Yes and no. Remember you are applying to one of the top universities in the world and you are competing against thousands of others to get a place. If you are hugely successful already at something then you are actually only competing with a few hundred and as that is less than the intake you should get in easily as long as you do not have any huge negatives to your profile. But even then, you need strong academics, you need to score well on your GPA and SAT/ACT and so on. Here’s a hint: if you can’t do those things very easily then you are not top school material. Even if you won a place there in a fantasy lottery you wouldn’t be happy.

YES. This is where you will probably stand out. Most applicants have all the same applications for the school stuff. Your extra-curricular could be subject related e.g. a physicist who spends time at the Hong Kong Observatory, or a musician playing for the Hong Kong Philharmonic Orchestra, or it could be less direct such as being in the Hong Kong Olympic Development squad.

It’s decision time. Either give up dreaming of the top US schools or set yourself to work. You can achieve an awful lot in a relatively short time. If applications are next month, you already missed this year. But if you have a year, then think about it. You have 40 hours a week or so for school. You should sleep 8 hours a night and you need a couple of hours a day for family and just functioning.
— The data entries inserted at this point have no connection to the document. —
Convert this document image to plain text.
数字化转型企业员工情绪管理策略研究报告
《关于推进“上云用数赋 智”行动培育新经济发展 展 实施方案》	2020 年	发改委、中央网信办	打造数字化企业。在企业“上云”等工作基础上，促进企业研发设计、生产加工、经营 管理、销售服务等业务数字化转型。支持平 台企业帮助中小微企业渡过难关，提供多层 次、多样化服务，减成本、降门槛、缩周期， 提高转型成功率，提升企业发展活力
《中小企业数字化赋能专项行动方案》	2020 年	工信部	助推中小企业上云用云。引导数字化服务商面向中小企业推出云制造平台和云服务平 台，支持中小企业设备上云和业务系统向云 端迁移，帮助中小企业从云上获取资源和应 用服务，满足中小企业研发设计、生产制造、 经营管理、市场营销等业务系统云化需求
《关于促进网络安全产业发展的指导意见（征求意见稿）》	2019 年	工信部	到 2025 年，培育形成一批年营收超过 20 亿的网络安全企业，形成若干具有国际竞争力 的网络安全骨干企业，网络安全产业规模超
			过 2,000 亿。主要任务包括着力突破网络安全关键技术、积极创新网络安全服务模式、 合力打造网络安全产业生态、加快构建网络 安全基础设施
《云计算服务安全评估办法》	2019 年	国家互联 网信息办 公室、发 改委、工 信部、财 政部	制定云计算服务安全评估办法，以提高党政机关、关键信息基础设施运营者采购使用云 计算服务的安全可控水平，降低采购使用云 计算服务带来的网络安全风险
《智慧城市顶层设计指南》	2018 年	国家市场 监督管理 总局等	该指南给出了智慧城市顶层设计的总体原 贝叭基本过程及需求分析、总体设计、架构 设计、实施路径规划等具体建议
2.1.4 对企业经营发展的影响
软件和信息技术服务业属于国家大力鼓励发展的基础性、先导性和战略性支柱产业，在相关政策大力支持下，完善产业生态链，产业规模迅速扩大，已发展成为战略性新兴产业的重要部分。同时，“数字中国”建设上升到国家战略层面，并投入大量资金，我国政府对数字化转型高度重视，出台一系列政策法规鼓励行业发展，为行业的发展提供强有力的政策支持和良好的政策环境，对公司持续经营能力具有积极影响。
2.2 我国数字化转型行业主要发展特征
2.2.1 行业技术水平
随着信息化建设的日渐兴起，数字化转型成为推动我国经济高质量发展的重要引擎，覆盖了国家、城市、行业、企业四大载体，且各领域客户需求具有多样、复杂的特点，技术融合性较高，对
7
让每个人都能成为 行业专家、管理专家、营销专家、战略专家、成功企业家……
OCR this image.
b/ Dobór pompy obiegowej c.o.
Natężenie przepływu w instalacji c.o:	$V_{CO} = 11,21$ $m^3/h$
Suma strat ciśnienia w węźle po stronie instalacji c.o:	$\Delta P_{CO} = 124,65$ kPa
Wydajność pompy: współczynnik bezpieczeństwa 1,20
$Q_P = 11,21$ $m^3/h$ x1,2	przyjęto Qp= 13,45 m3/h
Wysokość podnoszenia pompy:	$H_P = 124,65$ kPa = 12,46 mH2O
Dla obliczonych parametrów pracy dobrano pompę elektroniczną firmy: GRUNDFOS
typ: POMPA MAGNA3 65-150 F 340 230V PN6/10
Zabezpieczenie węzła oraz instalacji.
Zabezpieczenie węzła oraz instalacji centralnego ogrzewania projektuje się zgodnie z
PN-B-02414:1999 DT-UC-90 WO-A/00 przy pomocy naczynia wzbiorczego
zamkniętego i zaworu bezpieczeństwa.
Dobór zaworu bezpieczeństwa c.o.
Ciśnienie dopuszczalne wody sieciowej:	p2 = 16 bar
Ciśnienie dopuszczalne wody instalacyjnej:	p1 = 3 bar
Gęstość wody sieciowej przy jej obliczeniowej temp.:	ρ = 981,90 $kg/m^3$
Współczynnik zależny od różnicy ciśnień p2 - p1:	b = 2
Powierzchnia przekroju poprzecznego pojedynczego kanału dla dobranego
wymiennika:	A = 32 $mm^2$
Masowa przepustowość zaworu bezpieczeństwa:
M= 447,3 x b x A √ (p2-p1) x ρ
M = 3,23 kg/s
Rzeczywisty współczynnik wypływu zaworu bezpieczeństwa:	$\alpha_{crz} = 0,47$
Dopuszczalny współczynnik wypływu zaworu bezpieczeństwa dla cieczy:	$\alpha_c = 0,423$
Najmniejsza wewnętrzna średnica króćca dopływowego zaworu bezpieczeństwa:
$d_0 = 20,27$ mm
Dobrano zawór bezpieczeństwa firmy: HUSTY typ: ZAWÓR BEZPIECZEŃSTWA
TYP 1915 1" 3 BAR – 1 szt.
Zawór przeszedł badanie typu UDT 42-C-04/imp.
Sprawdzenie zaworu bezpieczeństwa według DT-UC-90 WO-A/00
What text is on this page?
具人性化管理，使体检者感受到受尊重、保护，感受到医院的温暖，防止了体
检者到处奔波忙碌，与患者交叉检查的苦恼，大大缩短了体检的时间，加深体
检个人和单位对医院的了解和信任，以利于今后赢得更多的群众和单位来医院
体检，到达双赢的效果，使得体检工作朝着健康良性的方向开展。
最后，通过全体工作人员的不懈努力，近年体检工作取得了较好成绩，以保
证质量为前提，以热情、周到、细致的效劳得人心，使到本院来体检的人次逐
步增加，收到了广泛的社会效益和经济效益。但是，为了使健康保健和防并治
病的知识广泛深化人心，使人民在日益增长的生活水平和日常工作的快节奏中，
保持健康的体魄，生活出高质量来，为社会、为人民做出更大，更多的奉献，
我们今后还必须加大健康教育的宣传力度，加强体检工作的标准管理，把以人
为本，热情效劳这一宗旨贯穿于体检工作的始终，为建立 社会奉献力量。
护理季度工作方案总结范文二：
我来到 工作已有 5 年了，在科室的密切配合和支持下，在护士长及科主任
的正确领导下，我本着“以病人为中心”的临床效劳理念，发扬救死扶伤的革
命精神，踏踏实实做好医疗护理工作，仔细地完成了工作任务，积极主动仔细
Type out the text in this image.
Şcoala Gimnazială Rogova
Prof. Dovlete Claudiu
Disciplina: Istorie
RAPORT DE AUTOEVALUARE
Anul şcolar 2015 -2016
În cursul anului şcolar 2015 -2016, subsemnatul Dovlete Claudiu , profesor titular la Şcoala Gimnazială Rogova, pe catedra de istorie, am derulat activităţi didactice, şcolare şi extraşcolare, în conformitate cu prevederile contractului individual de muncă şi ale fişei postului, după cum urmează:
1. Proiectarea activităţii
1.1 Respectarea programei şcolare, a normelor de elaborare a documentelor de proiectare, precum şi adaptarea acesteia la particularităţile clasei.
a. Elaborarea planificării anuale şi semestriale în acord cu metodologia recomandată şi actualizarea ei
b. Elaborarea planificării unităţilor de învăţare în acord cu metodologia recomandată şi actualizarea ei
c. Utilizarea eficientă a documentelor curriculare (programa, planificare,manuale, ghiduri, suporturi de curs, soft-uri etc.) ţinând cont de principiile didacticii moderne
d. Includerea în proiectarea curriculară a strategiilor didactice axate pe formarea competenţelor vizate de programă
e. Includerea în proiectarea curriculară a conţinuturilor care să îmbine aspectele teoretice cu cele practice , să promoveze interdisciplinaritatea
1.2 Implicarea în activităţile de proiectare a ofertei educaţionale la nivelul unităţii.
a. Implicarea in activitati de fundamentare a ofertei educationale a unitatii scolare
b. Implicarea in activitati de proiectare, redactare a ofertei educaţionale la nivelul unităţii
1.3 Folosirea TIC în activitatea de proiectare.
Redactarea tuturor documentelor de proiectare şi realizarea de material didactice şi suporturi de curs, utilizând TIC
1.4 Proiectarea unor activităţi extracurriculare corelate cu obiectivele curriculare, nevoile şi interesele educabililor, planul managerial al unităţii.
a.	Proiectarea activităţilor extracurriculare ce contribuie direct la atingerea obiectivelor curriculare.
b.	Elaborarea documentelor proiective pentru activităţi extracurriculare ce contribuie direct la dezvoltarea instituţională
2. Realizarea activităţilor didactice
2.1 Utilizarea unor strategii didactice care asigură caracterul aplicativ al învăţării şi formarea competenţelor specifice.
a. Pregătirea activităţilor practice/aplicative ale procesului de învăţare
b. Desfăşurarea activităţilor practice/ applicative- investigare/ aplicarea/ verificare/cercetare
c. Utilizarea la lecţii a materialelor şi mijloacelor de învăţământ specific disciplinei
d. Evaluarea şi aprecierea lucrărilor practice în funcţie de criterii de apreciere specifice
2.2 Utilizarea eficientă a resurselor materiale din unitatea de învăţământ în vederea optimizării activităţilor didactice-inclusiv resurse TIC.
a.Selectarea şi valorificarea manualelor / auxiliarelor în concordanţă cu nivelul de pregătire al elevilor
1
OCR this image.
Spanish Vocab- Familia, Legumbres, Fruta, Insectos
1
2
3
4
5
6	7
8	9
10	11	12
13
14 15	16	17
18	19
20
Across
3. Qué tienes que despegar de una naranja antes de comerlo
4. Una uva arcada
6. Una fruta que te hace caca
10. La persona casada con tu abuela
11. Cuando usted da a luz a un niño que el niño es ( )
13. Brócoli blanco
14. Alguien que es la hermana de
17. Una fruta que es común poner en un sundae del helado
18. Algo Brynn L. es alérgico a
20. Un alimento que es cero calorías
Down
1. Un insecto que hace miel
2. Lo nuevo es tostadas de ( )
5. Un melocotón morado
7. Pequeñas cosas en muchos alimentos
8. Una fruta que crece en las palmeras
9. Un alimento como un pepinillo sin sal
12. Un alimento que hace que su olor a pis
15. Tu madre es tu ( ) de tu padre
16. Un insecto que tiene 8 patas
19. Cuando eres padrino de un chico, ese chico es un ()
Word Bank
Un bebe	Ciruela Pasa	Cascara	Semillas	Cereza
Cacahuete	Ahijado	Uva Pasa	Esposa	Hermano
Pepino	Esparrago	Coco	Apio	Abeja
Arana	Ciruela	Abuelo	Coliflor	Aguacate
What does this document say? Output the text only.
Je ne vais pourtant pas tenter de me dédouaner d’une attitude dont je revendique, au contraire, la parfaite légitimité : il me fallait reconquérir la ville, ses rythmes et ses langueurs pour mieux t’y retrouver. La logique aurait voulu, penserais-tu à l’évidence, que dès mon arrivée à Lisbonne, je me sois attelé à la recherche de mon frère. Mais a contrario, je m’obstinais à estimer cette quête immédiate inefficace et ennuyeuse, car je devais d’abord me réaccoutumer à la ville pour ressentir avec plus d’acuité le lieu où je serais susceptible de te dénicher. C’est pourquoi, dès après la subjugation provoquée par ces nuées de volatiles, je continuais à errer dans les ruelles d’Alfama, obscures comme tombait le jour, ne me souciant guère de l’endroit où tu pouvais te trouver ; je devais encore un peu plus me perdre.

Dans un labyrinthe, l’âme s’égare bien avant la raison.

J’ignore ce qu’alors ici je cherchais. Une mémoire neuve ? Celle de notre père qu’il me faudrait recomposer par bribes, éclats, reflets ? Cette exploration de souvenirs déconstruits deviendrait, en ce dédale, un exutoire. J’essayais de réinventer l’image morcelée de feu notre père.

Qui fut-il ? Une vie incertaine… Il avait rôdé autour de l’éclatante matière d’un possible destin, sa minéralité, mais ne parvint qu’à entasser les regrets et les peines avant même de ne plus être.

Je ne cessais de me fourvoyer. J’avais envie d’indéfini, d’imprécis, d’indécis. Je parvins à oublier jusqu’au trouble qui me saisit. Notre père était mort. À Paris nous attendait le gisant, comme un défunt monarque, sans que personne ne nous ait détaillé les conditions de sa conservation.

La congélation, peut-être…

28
So 110 hours a week are taken. How do you use the other 58? Over the year you also have 14 weeks off school. If you had 4 weeks real holiday you would still have 10 weeks with 98 hours spare. So you basically have over 3000 hours a year to devote to other activities. If you want to go to a top school, devote 1000 of them to ONE activity. And think big. You still need to stand out. Play on a top level team and captain it. Start a You Tube channel and get a 100k subscribers. Volunteer and convince the organisation to implement your solution to a problem. Etc etc. But stay true to yourself. If you don’t have the passion it will all be a waste and a miserable waste.

Interviews are sometimes required and you should ask your application counsellor about which schools might interview you anyhow to prepare.

You could say the possibilities are endless.

Does your academic history so far reflect the type of student you will be if you attend here?
If you could change one thing about your past education so far, what would it be and why?
What activities do you hope to be involved in outside of the classroom?
If you win a place here, how will that help you achieve your academic or career goals?
What do you hope to get from your college experience?
What is most important to you in deciding where to attend college?
What do you think are the benefits of attending this college?